Nurullah ER


İŞSİZLİK

NURULLAH ER


İşsizlik, bireyin kendinden değil de başka faktörlerden dolayı iş yapamaması, çalışamamasıdır.

Çalışamamadan dolayı parasının olmamasıdır.

Paranın egemen olduğu dünyamızda, parasız birinin günlük yaşantısında, gelecek düşüncesinde; biyolojik yapısının, psikolojik durumunun, sosyal yaşantısının nasıl olacağı, ne hale geleceği az çok herkes tarafından tahmin edilebilir.

Günümüzde çığ gibi büyüyen bir işsizler ordusu var ülkemizde.

Umutsuz, karamsar, çekimser, çaresiz, korkak duygularla yüklüler.

Hapishanede olsa gün sayarlar, çıkıp özgürlüğüne kavuşacağı günü hesap ederlerdi.

Günümüzde ise önü açık bir hal almış, tıpkı evren sonsuzluğu gibi.

Belki bugün, belki yarın, belki yarından da uzak umutsuzluklar hiçliğine(!) dönüşüvermiş.

Çevremize baktığımızda, konu komşuyla görüştüğümüzde, hısım akraba bir araya geldiğimizde, haberleri dinlediğimizde hepten işsizliğe dair konuşmalar…

Ülkemizin ilk gündemine oturmuş.

Gencecik delikanlılar; “taşı sıksa ezer” türünden fizik gücüne sahipler; mürekkep yalamışlığından, üniversite bitirip diploma almışlığıyla eğitimli, teknik ve akademik donanımlılar.

Ama işsizler…

Çağımızda böyle birinin işsiz olması, onun evren boşluğunda dolanması, tutunacak bir dal bulamamasıdır.

Belirsizlik ve umutsuzluk öyle yakar hale getirmiş ki, hapishaneden beter.

Açık cezaevinde zannediyorlar kendilerini.

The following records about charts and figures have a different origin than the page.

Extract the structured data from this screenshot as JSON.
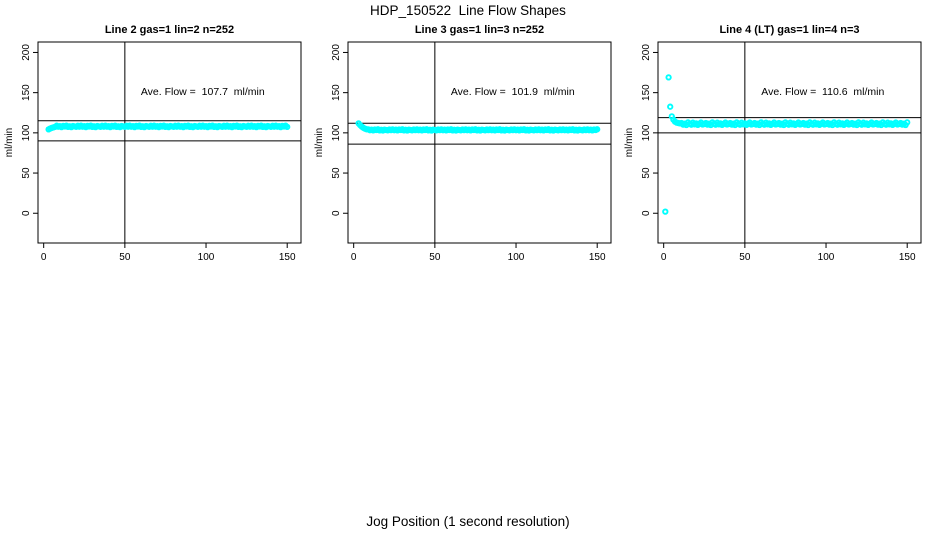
{
  "figure": {
    "title": "HDP_150522  Line Flow Shapes",
    "xlabel": "Jog Position (1 second resolution)",
    "background": "#ffffff",
    "point_color": "#00ffff",
    "line_color": "#000000",
    "text_color": "#000000"
  },
  "chart_data": {
    "type": "scatter",
    "title": "HDP_150522  Line Flow Shapes",
    "xlabel": "Jog Position (1 second resolution)",
    "ylabel": "ml/min",
    "x_ticks": [
      0,
      50,
      100,
      150
    ],
    "y_ticks": [
      0,
      50,
      100,
      150,
      200
    ],
    "xlim": [
      -3.5,
      158.5
    ],
    "ylim": [
      -37,
      213
    ],
    "grid": false,
    "vline_x": 50,
    "point_style": "open-circle",
    "panels": [
      {
        "title": "Line 2 gas=1 lin=2 n=252",
        "line": 2,
        "gas": 1,
        "lin": 2,
        "n": 252,
        "ave_flow": 107.7,
        "annotation": "Ave. Flow =  107.7  ml/min",
        "annotation_pos": {
          "x": 98,
          "y": 147
        },
        "hlines": [
          115,
          90
        ],
        "x_start": 3,
        "x_step": 1,
        "y": [
          104.3,
          105.4,
          106.2,
          106.8,
          107.4,
          108.9,
          107.6,
          108.4,
          107.2,
          108.7,
          107.9,
          109.0,
          107.4,
          108.2,
          107.1,
          108.5,
          108.0,
          107.5,
          108.8,
          107.7,
          108.9,
          107.6,
          108.4,
          107.2,
          108.7,
          107.9,
          109.0,
          107.4,
          108.2,
          107.1,
          108.5,
          108.0,
          107.5,
          108.8,
          107.7,
          108.9,
          107.6,
          108.4,
          107.2,
          108.7,
          107.9,
          109.0,
          107.4,
          108.2,
          107.1,
          108.5,
          108.0,
          107.5,
          108.8,
          107.7,
          108.9,
          107.6,
          108.4,
          107.2,
          108.7,
          107.9,
          109.0,
          107.4,
          108.2,
          107.1,
          108.5,
          108.0,
          107.5,
          108.8,
          107.7,
          108.9,
          107.6,
          108.4,
          107.2,
          108.7,
          107.9,
          109.0,
          107.4,
          108.2,
          107.1,
          108.5,
          108.0,
          107.5,
          108.8,
          107.7,
          108.9,
          107.6,
          108.4,
          107.2,
          108.7,
          107.9,
          109.0,
          107.4,
          108.2,
          107.1,
          108.5,
          108.0,
          107.5,
          108.8,
          107.7,
          108.9,
          107.6,
          108.4,
          107.2,
          108.7,
          107.9,
          109.0,
          107.4,
          108.2,
          107.1,
          108.5,
          108.0,
          107.5,
          108.8,
          107.7,
          108.9,
          107.6,
          108.4,
          107.2,
          108.7,
          107.9,
          109.0,
          107.4,
          108.2,
          107.1,
          108.5,
          108.0,
          107.5,
          108.8,
          107.7,
          108.9,
          107.6,
          108.4,
          107.2,
          108.7,
          107.9,
          109.0,
          107.4,
          108.2,
          107.1,
          108.5,
          108.0,
          107.5,
          108.8,
          107.7,
          108.9,
          107.6,
          108.4,
          107.2,
          108.7,
          107.9,
          109.0,
          107.4
        ],
        "extra_points": []
      },
      {
        "title": "Line 3 gas=1 lin=3 n=252",
        "line": 3,
        "gas": 1,
        "lin": 3,
        "n": 252,
        "ave_flow": 101.9,
        "annotation": "Ave. Flow =  101.9  ml/min",
        "annotation_pos": {
          "x": 98,
          "y": 147
        },
        "hlines": [
          112,
          86
        ],
        "x_start": 3,
        "x_step": 1,
        "y": [
          111.8,
          109.5,
          107.8,
          106.3,
          105.2,
          104.4,
          104.3,
          103.3,
          103.9,
          103.0,
          104.2,
          103.5,
          104.4,
          103.1,
          103.8,
          102.9,
          104.0,
          103.6,
          103.2,
          104.2,
          103.4,
          104.3,
          103.3,
          103.9,
          103.0,
          104.2,
          103.5,
          104.4,
          103.1,
          103.8,
          102.9,
          104.0,
          103.6,
          103.2,
          104.2,
          103.4,
          104.3,
          103.3,
          103.9,
          103.0,
          104.2,
          103.5,
          104.4,
          103.1,
          103.8,
          102.9,
          104.0,
          103.6,
          103.2,
          104.2,
          103.4,
          104.3,
          103.3,
          103.9,
          103.0,
          104.2,
          103.5,
          104.4,
          103.1,
          103.8,
          102.9,
          104.0,
          103.6,
          103.2,
          104.2,
          103.4,
          104.3,
          103.3,
          103.9,
          103.0,
          104.2,
          103.5,
          104.4,
          103.1,
          103.8,
          102.9,
          104.0,
          103.6,
          103.2,
          104.2,
          103.4,
          104.3,
          103.3,
          103.9,
          103.0,
          104.2,
          103.5,
          104.4,
          103.1,
          103.8,
          102.9,
          104.0,
          103.6,
          103.2,
          104.2,
          103.4,
          104.3,
          103.3,
          103.9,
          103.0,
          104.2,
          103.5,
          104.4,
          103.1,
          103.8,
          102.9,
          104.0,
          103.6,
          103.2,
          104.2,
          103.4,
          104.3,
          103.3,
          103.9,
          103.0,
          104.2,
          103.5,
          104.4,
          103.1,
          103.8,
          102.9,
          104.0,
          103.6,
          103.2,
          104.2,
          103.4,
          104.3,
          103.3,
          103.9,
          103.0,
          104.2,
          103.5,
          104.4,
          103.1,
          103.8,
          102.9,
          104.0,
          103.6,
          103.2,
          104.2,
          103.4,
          104.3,
          103.3,
          103.9,
          103.0,
          104.2,
          103.5,
          104.4
        ],
        "extra_points": []
      },
      {
        "title": "Line 4 (LT) gas=1 lin=4 n=3",
        "line": 4,
        "line_note": "LT",
        "gas": 1,
        "lin": 4,
        "n": 3,
        "ave_flow": 110.6,
        "annotation": "Ave. Flow =  110.6  ml/min",
        "annotation_pos": {
          "x": 98,
          "y": 147
        },
        "hlines": [
          119,
          100
        ],
        "x_start": 3,
        "x_step": 1,
        "y": [
          169.0,
          132.5,
          120.5,
          116.5,
          114.0,
          112.8,
          112.2,
          111.8,
          112.3,
          110.3,
          111.5,
          109.8,
          113.0,
          111.1,
          110.1,
          112.6,
          110.6,
          111.8,
          109.9,
          111.3,
          112.9,
          110.4,
          111.0,
          112.3,
          110.3,
          111.5,
          109.8,
          113.0,
          111.1,
          110.1,
          112.6,
          110.6,
          111.8,
          109.9,
          111.3,
          112.9,
          110.4,
          111.0,
          112.3,
          110.3,
          111.5,
          109.8,
          113.0,
          111.1,
          110.1,
          112.6,
          110.6,
          111.8,
          109.9,
          111.3,
          112.9,
          110.4,
          111.0,
          112.3,
          110.3,
          111.5,
          109.8,
          113.0,
          111.1,
          110.1,
          112.6,
          110.6,
          111.8,
          109.9,
          111.3,
          112.9,
          110.4,
          111.0,
          112.3,
          110.3,
          111.5,
          109.8,
          113.0,
          111.1,
          110.1,
          112.6,
          110.6,
          111.8,
          109.9,
          111.3,
          112.9,
          110.4,
          111.0,
          112.3,
          110.3,
          111.5,
          109.8,
          113.0,
          111.1,
          110.1,
          112.6,
          110.6,
          111.8,
          109.9,
          111.3,
          112.9,
          110.4,
          111.0,
          112.3,
          110.3,
          111.5,
          109.8,
          113.0,
          111.1,
          110.1,
          112.6,
          110.6,
          111.8,
          109.9,
          111.3,
          112.9,
          110.4,
          111.0,
          112.3,
          110.3,
          111.5,
          109.8,
          113.0,
          111.1,
          110.1,
          112.6,
          110.6,
          111.8,
          109.9,
          111.3,
          112.9,
          110.4,
          111.0,
          112.3,
          110.3,
          111.5,
          109.8,
          113.0,
          111.1,
          110.1,
          112.6,
          110.6,
          111.8,
          109.9,
          111.3,
          112.9,
          110.4,
          111.0,
          112.3,
          110.3,
          111.5,
          109.8,
          113.0
        ],
        "extra_points": [
          [
            1,
            2.0
          ]
        ]
      }
    ]
  }
}
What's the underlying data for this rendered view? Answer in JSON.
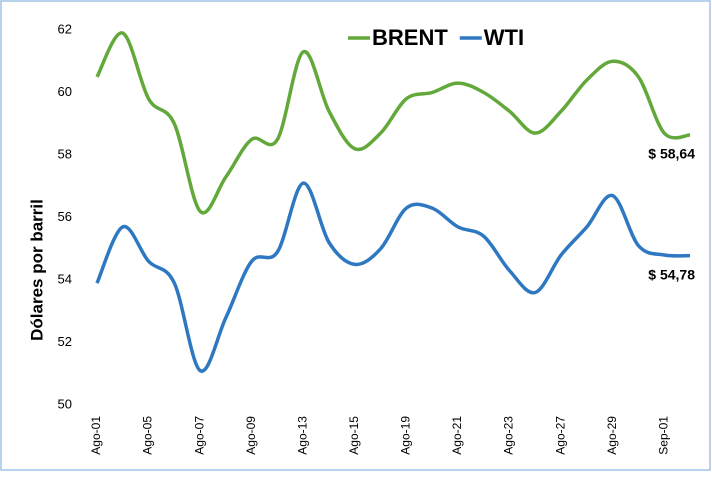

Her gün aynı şeyi görmesi, aynı şeyi duyması, aynı şeyi düşünmesi çaresizliğe büründürüp, umutlarını söndürüp, hayallerini bitirip çalışmadan yorulup, genç yaşta ihtiyar olmaları.

En verimli çağları, umut ve hayalleri elinden alınmış yuvarlanıp giden bu dev işsizler ordusu gün geçtikçe büyüyor.

Bir insan kendine dayatılan böylesi bir yaşantıya nasıl katlanır, katlansa bile ne kadar çekebilir?

Bu gidişatla ufukta bir ışık görülmüyor. Görülen o ki, işsizlerin ah vahlarla ömür törpülemesi, yetkililerinde kağıt üzerinde günden güne sayılarını düşürmesi.